Make an Effective Argument with Your Next Op-Ed

By Jim Baird, Senior Director

You’ve read them. You’ve written them. You probably have ideas scribbled down for a few more (me too). But do op-eds actually persuade? The simple answer is: they do.

A study by Yale professor Alexander Coppock found that op-eds had large and lasting effects among both the general public and policy experts on the issues of the day. No matter your audience’s political leanings or station in life, op-eds work to move minds.

But op-eds can only work if they are seen. Over the years, I’ve had the opportunity to write and place op-eds for individuals with a long track record of accomplishments — four-star generals, leading issue experts, and even a former U.S. secretary of state. I’ve also had the opportunity to work with those just starting on their career paths — the most junior analysts or activists who have never been published. Along the way, I have picked up a thing or two about how to secure placement — and make an effective argument.

Explain why your issue matters to an outlet’s audience. An op-ed page is not a place to advertise about how great your organization is or an event you are hosting. The page is, however, a place to put forward an idea or a topical argument and, importantly, why it matters to the readership of that outlet. Approach an op-ed not to be self-promotional, but to draw attention to an overlooked issue and make the case of why that issue matters.

Approach your piece like you would a conversation at Thanksgiving. People are smart. They are also busy. In a world filled with content, your objective is to make a compelling argument that resonates. To do so, approach writing your op-ed like you might a conversation with friends and family at Thanksgiving. Your language should be accessible. Your points should be brief and straightforward — backed by hard evidence — and your argument should assume those you are speaking to may not know much at all about the issue.

Speak to the interests of the audience you are trying to persuade. When you are trying to persuade an audience, you need to appeal to them through relevant arguments. That sounds simple enough; however, it is extraordinarily difficult. Experiments have found that liberals and conservatives are both very bad at this. But speaking in terms of the values of those you are trying to persuade is essential. Do your homework — make use of polling data and assess what has worked previously with your messaging. From there, craft arguments that appeal to your target audiences’ values, beliefs, and attitudes.

For advocacy, name names.
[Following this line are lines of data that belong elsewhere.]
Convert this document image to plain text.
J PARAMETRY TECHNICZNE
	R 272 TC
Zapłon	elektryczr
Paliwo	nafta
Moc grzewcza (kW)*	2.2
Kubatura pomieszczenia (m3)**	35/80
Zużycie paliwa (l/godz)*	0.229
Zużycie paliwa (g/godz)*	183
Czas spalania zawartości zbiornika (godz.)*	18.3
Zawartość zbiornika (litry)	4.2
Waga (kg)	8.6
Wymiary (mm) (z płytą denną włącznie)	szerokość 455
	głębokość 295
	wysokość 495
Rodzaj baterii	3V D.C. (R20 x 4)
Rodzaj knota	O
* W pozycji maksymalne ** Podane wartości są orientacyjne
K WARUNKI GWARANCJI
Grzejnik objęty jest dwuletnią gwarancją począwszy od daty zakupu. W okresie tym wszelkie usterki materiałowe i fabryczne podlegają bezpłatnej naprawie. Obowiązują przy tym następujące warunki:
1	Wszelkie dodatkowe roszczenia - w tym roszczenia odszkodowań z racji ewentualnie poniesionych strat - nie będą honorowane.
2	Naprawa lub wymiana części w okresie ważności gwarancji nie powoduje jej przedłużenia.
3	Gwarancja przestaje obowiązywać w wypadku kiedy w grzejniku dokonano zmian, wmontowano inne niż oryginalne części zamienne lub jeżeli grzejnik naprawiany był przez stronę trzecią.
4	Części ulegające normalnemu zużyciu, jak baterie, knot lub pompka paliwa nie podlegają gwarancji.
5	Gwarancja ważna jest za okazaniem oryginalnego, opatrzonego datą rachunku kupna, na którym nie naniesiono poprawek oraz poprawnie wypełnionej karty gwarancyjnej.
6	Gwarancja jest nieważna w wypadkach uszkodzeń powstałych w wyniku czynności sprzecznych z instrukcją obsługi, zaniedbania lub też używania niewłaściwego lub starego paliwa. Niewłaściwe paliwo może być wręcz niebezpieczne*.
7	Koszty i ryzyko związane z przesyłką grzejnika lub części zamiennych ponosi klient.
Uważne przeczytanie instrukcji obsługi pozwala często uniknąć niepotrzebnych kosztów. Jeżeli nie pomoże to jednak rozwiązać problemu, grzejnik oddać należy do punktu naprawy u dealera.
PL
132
Don’t mince words or waste space — if you are trying to get a lawmaker to take a stance or an action, tell them what you want them to do, who will benefit, and why they should care. The world is noisy — naming names will markedly increase the likelihood that your piece will get published and seen by those in power you are trying to reach.

Of course, the op-ed placement process is often a bumpy one. Expect rejection. Not all your pieces will get published. That’s okay. But when you get feedback from an editor — listen. Keep an eye on the news cycle and identify a new hook, and try, try again. With persistence — and possibly help from The Hatcher Group — your piece will run. And importantly, persuading your target audience is possible.